Importantly, while there may be some cultural wariness of vaccination among African Americans, figures show that the group that is most active in spreading disinformation about vaccination, and the most hard-line about opting out, is well off white people. These groups also have a much higher rate of access to healthcare, so the risk from opting out for them in particular is lower. Contrast this with the fact that during the 2017 Minneapolis measles outbreak, the hardest hit population was Somali-American children, and we see the danger and injustice wrought by vaccine hesitancy: by opting out of vaccination programs, groups for whom the risk is comparatively low harm those who have historically been most at risk of medical malpractice, even as they leverage that group’s painful history to spread disinformation that harms them further.

Twice Betrayed

Ultimately when we consider historical public health betrayals we can discern two distinct but related problems. One is the obvious ethical challenge of redress for the populations that have experienced traumatic and palpably unjust treatment inflicted on them by the people meant to protect them. The second problem is an informational one, in that the existence of past injustices can become the basis for future ones.

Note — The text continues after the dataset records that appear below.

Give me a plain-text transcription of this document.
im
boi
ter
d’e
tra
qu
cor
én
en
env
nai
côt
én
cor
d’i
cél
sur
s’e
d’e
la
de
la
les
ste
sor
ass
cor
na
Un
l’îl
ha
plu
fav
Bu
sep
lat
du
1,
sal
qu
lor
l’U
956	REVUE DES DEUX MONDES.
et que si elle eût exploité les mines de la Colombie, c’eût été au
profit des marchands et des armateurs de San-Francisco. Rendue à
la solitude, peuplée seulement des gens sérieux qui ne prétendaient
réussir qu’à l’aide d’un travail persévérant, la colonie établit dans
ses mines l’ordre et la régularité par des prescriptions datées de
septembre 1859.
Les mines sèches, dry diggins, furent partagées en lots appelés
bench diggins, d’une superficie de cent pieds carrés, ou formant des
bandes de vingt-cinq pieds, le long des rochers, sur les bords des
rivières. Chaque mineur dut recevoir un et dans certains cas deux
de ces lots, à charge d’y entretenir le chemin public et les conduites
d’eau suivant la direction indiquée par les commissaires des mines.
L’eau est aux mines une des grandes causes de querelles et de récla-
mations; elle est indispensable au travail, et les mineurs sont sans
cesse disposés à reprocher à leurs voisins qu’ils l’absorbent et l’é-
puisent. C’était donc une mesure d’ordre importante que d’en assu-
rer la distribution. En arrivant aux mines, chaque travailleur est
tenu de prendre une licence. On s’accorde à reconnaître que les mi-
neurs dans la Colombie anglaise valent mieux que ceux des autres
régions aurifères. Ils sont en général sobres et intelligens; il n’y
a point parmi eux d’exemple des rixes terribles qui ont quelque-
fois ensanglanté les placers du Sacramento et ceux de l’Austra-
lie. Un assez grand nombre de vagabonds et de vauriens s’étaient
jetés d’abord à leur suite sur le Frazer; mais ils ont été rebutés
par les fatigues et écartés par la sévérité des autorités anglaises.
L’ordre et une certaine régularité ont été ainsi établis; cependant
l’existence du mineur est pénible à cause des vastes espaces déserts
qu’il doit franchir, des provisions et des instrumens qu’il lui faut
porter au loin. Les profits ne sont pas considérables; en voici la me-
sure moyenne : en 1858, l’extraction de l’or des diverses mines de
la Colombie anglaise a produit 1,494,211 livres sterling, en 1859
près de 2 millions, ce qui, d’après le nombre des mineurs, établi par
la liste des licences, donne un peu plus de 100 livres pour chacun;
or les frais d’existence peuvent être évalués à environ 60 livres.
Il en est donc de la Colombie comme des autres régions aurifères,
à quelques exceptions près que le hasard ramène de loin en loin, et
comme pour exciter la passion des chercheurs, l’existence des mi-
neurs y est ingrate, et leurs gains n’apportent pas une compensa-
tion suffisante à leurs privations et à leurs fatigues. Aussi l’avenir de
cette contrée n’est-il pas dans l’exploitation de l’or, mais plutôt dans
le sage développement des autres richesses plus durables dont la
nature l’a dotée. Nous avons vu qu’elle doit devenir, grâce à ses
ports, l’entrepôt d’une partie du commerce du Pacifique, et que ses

Neither injustice can be addressed in isolation. Conspiracy theorists such as comfortable anti-vaxxers exploit the mistreatment of marginalized populations to bolster their own arguments and obscure the genuine harm caused by their beliefs. Conversely, those who dismiss all conspiracy theories out of hand allow for the erasure of genuine public health betrayals experienced by exactly those kind of marginalized populations, and help us all to participate in the kind of ‘mass-forgetting’ that often follows government betrayals more generally.

When I say this forgetting has dangerous implications for our information climate today, I mean this: for many people, conspiracy theory communities are the first and only places they hear about the real public health betrayals that have taken place in their countries and communities. The shock of this new knowledge, and the discomfort of not having known it before, is a radicalizing jolt. The feeling of finally having the truth revealed legitimizes the information that is to follow, from the same source; this form of cognitive bias is known as the halo effect. Equally potent is the fact that this realization and the accompanying feeling of having been lied to give birth to the idea that “they,” don’t want you to know the truth, a thought pattern that helps to entrench belief and makes debunking conspiracy theories particularly difficult later on.

The answer, then, is that we have a duty to be honest about public health betrayals, not only those in history but those that continue to this day. Flint, Michigan has had no clean water since 2014 – a story that’s largely slipped from the headlines. A comprehensive confrontation of the injustices that have been done in the name of science and medicine, a confrontation taking place in media, in education and yes, in politics, would mean that the first time most people heard these stories would not occur in contexts that aimed to distort or manipulate them. The victims of public health betrayals deserve to be remembered, not by having their stories weaponized against the very communities from which they come, but through a commitment to radical honesty and accurate historical memory when it comes to public health, and the promise to bring an end to the experimentation they suffered from — and an end, too, to the lies about it.